Learn About Color Reproduction First-Hand
If you’ve seen promotions about our upcoming Optimizing Digital Color from Your Digital Press workshop and wondered how this training would benefit you on the job, take a lesson from the Publications team here at Printing Industries of America. We recently got some firsthand experience with how color reproduction changes when a job shifts from the offset press to the digital press, and our best resource was workshop leader Dave Dezzutti.
So, how did we get there and what did we learn from the experience?
In the past, at Printing Industries Press we have always produced our color-related titles on a lithographic press because accurate color reproduction is critical when discussing the science and control of color. But over the years most of our titles have migrated to digital short-run production, and our most recent book, Color Printing Excellence, made that transition to digital printing as well.
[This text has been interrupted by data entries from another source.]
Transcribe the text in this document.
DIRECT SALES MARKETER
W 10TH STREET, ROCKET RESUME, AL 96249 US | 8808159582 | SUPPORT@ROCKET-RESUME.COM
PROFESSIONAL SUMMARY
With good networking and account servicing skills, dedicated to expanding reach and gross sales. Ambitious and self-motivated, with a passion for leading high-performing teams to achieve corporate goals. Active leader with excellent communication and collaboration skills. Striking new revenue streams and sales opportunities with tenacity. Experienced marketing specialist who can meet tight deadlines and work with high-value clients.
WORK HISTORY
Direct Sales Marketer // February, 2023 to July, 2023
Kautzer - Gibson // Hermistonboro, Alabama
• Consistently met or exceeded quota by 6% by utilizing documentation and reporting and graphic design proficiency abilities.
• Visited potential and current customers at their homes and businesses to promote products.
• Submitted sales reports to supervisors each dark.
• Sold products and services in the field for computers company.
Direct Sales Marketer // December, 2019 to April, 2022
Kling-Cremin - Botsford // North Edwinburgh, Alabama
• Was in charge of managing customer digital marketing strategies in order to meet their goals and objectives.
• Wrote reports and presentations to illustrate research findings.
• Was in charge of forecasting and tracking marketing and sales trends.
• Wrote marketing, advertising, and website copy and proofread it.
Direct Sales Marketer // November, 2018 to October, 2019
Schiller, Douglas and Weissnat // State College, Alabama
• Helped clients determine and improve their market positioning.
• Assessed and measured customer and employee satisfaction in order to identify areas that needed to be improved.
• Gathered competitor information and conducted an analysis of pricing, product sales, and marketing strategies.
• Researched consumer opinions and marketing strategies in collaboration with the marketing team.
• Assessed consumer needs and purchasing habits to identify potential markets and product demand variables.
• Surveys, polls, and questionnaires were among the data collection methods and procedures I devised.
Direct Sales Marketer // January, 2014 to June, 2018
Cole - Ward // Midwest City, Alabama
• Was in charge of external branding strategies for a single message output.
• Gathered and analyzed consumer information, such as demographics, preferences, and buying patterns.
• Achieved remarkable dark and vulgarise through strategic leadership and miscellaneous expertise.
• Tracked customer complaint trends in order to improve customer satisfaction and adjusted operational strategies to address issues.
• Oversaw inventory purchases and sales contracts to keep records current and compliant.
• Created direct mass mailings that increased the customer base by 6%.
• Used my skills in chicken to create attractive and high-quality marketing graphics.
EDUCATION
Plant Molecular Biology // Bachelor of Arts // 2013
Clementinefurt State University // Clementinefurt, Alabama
Knowing it would be printed on the iGen4 production press, our digital production staff assured us the press would be able to handle the color reproduction to meet the needs of this topic. But we did need to do a little behind-the-scenes work to make sure we got there on a few of the more color-critical images.
Color Printing Excellence developed from the need to update Color and Its Reproduction, Third Edition, which had been printed on an offset press. That meant a lot of the images used in Excellence were picked up from the original text, and those images had been optimized for offset production. As the editor worked on the layout and proofs for review throughout the editorial process, he noticed there were inconsistencies between the images, such as the digital versions being darker than the earlier offset printing, and these were differences that went beyond the paper used.